The Big Insight: Though NATO has expanded eastward since the end of the Cold War, it has rarely been called upon to fight — and only once on behalf of one of its member states after attack.
1. NATO was founded by 12 nations in 1949 and today has 30 member states, including three former Soviet republics and 11 former Eastern Bloc nations.
At the end of the Cold War, NATO began expanding eastward. While then-Secretary of State Secretary of State James Baker told Soviet leader Mikhail Gorbachev in February 1990 that “there would be no extension of NATO’s jurisdiction for forces of NATO one inch to the east,” some analysts say this referred solely to the state of affairs while the Soviet Union still existed. Gorbachev himself later said, “The topic of ‘NATO expansion’ was never discussed. It was not raised in those years.”
Still, the expansion has been a sore point in U.S.-Russian relations. In 1998, former U.S. Ambassador to the Soviet Union George Kennan warned, “I think the Russians will gradually react quite adversely and it will affect their policies. I think it is a tragic mistake. … We have signed up to protect a whole series of countries, even though we have neither the resources nor the intention to do so in any serious way.”
2. Article 5 of the NATO treaty, which states that an attack on one member of NATO is an attack on all of its members, has been invoked just once.
NATO invoked Article 5 on September 12, 2001, the day after Al Qaeda attacked the United States.
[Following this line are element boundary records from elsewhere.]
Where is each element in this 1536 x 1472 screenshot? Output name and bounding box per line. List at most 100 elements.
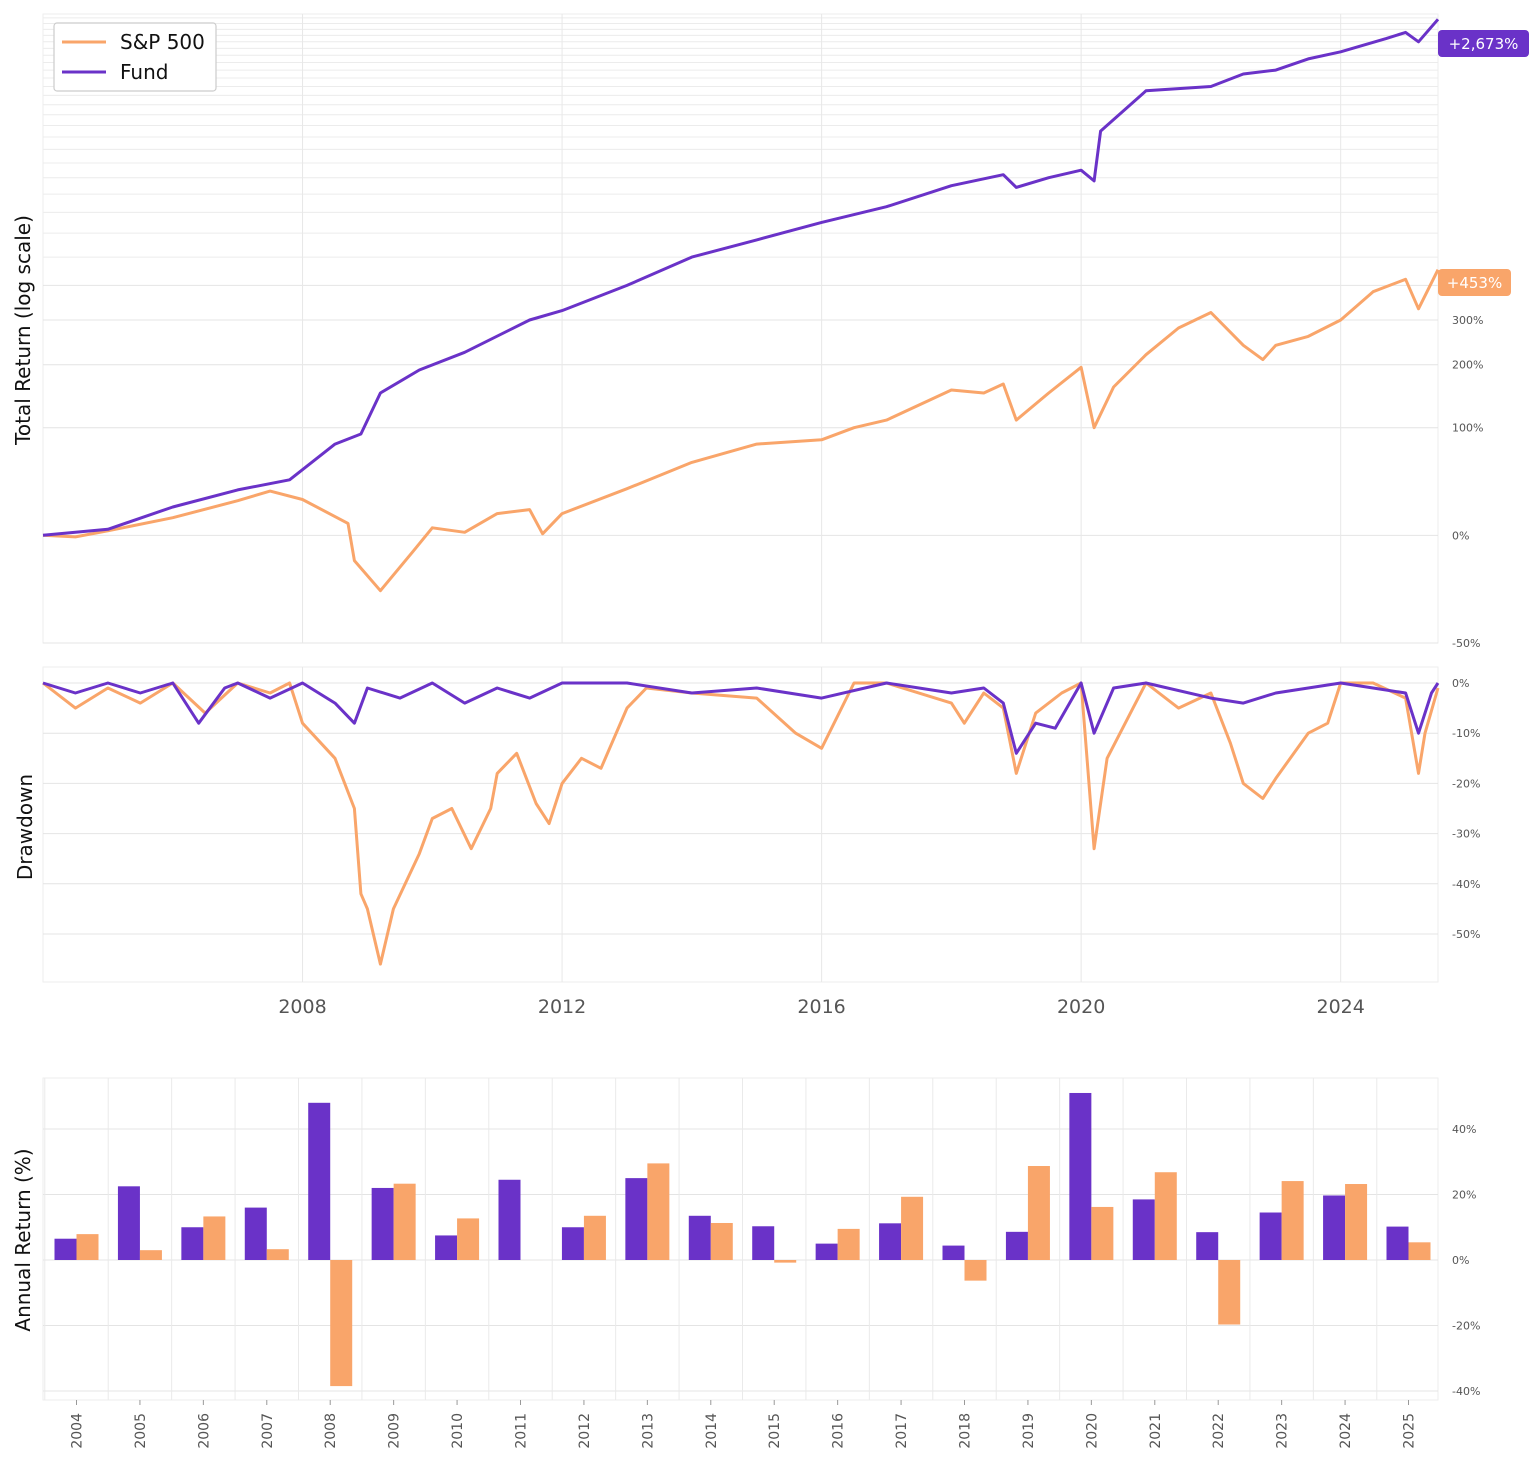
bar-fund-2013	[625, 1178, 648, 1260]
bar-x-tick-2022: 2022	[1211, 1413, 1227, 1449]
bar-fund-2015	[752, 1226, 775, 1260]
bar-fund-2018	[942, 1245, 965, 1260]
total-return-y-tick-300: 300%	[1452, 314, 1483, 327]
drawdown-y-tick-10: -10%	[1452, 727, 1480, 740]
bar-s-p-500-2017	[901, 1196, 924, 1260]
bar-x-tick-2014: 2014	[704, 1413, 720, 1449]
bar-fund-2004	[54, 1238, 77, 1260]
end-label-sp500-text: +453%	[1447, 274, 1502, 292]
bar-s-p-500-2020	[1091, 1206, 1114, 1260]
total-return-line-fund	[42, 18, 1440, 537]
bar-fund-2008	[308, 1102, 331, 1260]
annual-return-y-tick-20: 20%	[1452, 1189, 1476, 1202]
bar-fund-2007	[244, 1207, 267, 1260]
bar-x-tick-2013: 2013	[640, 1413, 656, 1449]
drawdown-y-tick-20: -20%	[1452, 777, 1480, 790]
bar-s-p-500-2019	[1027, 1166, 1050, 1260]
annual-return-y-tick-20: -20%	[1452, 1320, 1480, 1333]
bar-s-p-500-2021	[1154, 1172, 1177, 1260]
bar-s-p-500-2016	[837, 1228, 860, 1260]
total-return-y-tick-100: 100%	[1452, 422, 1483, 435]
legend-label-sp500: S&P 500	[120, 30, 205, 54]
annual-return-panel: 40% 20% 0% -20% -40% 2004 2005 2006 2007 2008 200…	[11, 1077, 1480, 1449]
bar-x-tick-2010: 2010	[450, 1413, 466, 1449]
bar-s-p-500-2012	[583, 1215, 606, 1260]
annual-return-y-tick-40: -40%	[1452, 1385, 1480, 1398]
bar-x-tick-2017: 2017	[894, 1413, 910, 1449]
bar-fund-2010	[435, 1235, 458, 1260]
drawdown-plot-frame	[42, 666, 1439, 983]
total-return-panel: 400%300%200%100%0%-50% Total Return (log…	[11, 13, 1529, 650]
bar-x-tick-2007: 2007	[260, 1413, 276, 1449]
bar-s-p-500-2010	[457, 1218, 480, 1260]
drawdown-y-tick-0: 0%	[1452, 677, 1469, 690]
bar-x-tick-2021: 2021	[1148, 1413, 1164, 1449]
bar-s-p-500-2013	[647, 1163, 670, 1260]
x-tick-2020: 2020	[1057, 996, 1105, 1018]
bar-fund-2019	[1005, 1231, 1028, 1260]
bar-fund-2014	[688, 1215, 711, 1260]
bar-s-p-500-2005	[139, 1250, 162, 1260]
bar-s-p-500-2015	[774, 1260, 797, 1263]
bar-fund-2020	[1069, 1092, 1092, 1260]
bar-s-p-500-2008	[330, 1260, 353, 1387]
drawdown-line-s-p-500	[42, 681, 1440, 966]
bar-fund-2023	[1259, 1212, 1282, 1260]
bar-s-p-500-2022	[1218, 1260, 1241, 1325]
legend-box	[53, 22, 217, 92]
bar-fund-2006	[181, 1227, 204, 1260]
bar-fund-2025	[1386, 1226, 1409, 1260]
total-return-ylabel: Total Return (log scale)	[11, 215, 35, 446]
bar-s-p-500-2006	[203, 1216, 226, 1260]
end-label-sp500-bg	[1438, 269, 1511, 296]
end-label-fund-bg	[1438, 30, 1529, 57]
bar-s-p-500-2004	[76, 1234, 99, 1260]
bar-s-p-500-2007	[266, 1249, 289, 1260]
total-return-y-tick-50: -50%	[1452, 637, 1480, 650]
bar-fund-2016	[815, 1243, 838, 1260]
end-label-sp500: +453%	[1438, 269, 1511, 296]
drawdown-panel: 0% -10% -20% -30% -40% -50% 2008 2012 2016 2020 2…	[13, 666, 1480, 1018]
drawdown-line-fund	[42, 681, 1440, 755]
bar-s-p-500-2014	[710, 1222, 733, 1260]
total-return-line-s-p-500	[42, 269, 1440, 593]
annual-return-ylabel: Annual Return (%)	[11, 1148, 35, 1331]
x-tick-2012: 2012	[538, 996, 586, 1018]
bar-x-tick-2024: 2024	[1338, 1413, 1354, 1449]
bar-x-tick-2012: 2012	[577, 1413, 593, 1449]
bar-fund-2022	[1196, 1232, 1219, 1260]
annual-return-plot-frame	[42, 1077, 1439, 1401]
legend-label-fund: Fund	[120, 60, 168, 84]
drawdown-y-tick-30: -30%	[1452, 828, 1480, 841]
bar-x-tick-2015: 2015	[767, 1413, 783, 1449]
bar-x-tick-2016: 2016	[831, 1413, 847, 1449]
bar-s-p-500-2024	[1345, 1184, 1368, 1260]
bar-x-tick-2006: 2006	[196, 1413, 212, 1449]
bar-x-tick-2025: 2025	[1402, 1413, 1418, 1449]
bar-fund-2009	[371, 1187, 394, 1260]
bar-x-tick-2005: 2005	[133, 1413, 149, 1449]
bar-x-tick-2020: 2020	[1084, 1413, 1100, 1449]
x-tick-2016: 2016	[797, 996, 845, 1018]
bar-x-tick-2009: 2009	[387, 1413, 403, 1449]
bar-x-tick-2011: 2011	[514, 1413, 530, 1449]
legend: S&P 500 Fund	[53, 22, 217, 92]
end-label-fund-text: +2,673%	[1449, 35, 1519, 53]
bar-s-p-500-2018	[964, 1260, 987, 1281]
bar-fund-2011	[498, 1179, 521, 1260]
bar-fund-2017	[879, 1223, 902, 1260]
x-tick-2008: 2008	[278, 996, 326, 1018]
drawdown-y-tick-40: -40%	[1452, 878, 1480, 891]
x-tick-2024: 2024	[1316, 996, 1364, 1018]
annual-return-y-tick-40: 40%	[1452, 1123, 1476, 1136]
bar-fund-2005	[117, 1186, 140, 1260]
bar-x-tick-2004: 2004	[70, 1413, 86, 1449]
total-return-y-tick-200: 200%	[1452, 359, 1483, 372]
bar-s-p-500-2023	[1281, 1181, 1304, 1260]
drawdown-ylabel: Drawdown	[13, 774, 37, 880]
bar-s-p-500-2025	[1408, 1242, 1431, 1260]
bar-x-tick-2018: 2018	[958, 1413, 974, 1449]
end-label-fund: +2,673%	[1438, 30, 1529, 57]
bar-fund-2024	[1323, 1195, 1346, 1260]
The article directly states that “an armed attack against one or more of them…shall be considered an attack on them all,” with no differentiation between an attack on a NATO ally and on a member state’s own territory.
3. NATO currently recognizes three nations — Bosnia and Herzegovina, Georgia, and Ukraine — as under consideration for membership.
These countries partner with NATO in certain areas of mutual interest but are not party to the formal Article 5 defense pact. A nonbinding referendum on NATO membership in Georgia in 2008 passed with 77% in support, but Russian Foreign Minister Sergey Lavrov has warned against it, stating that “NATO approaching our borders is a threat to Russia.” Similarly, polls show broad support for NATO membership in Bosnia and Herzegovina, but opposition in the pro-Russian Republika Srpska region, which makes up about one-third of the population.
A December 2021 poll found that 54% of Ukrainians would vote to join NATO if a referendum were held.
4. NATO has undertaken eight military actions, all since 1990.
Even though NATO was founded as a defense against the Soviet Union, the alliance did not undertake any military operations during the Cold War. Since 1990, NATO has engaged in two actions related to the first Gulf War, two related to the conflict in the former Yugoslavia, and conflicts in Afghanistan, Iraq, Somalia, and Libya.
5. The combined military spending of NATO states makes up 57% of global military spending.
In 2014, NATO members agreed to each spend at least two percent of their GDP on defense by 2024. However, only one-third of its members currently meet that target: Greece (3.82%), the United States (3.52%), Croatia (2.79%), the United Kingdom (2.29%), Estonia (2.28%), Latvia (2.27%), Poland (2.1%), Lithuania (2.03%), Romania (2.02%), and France (2.01%).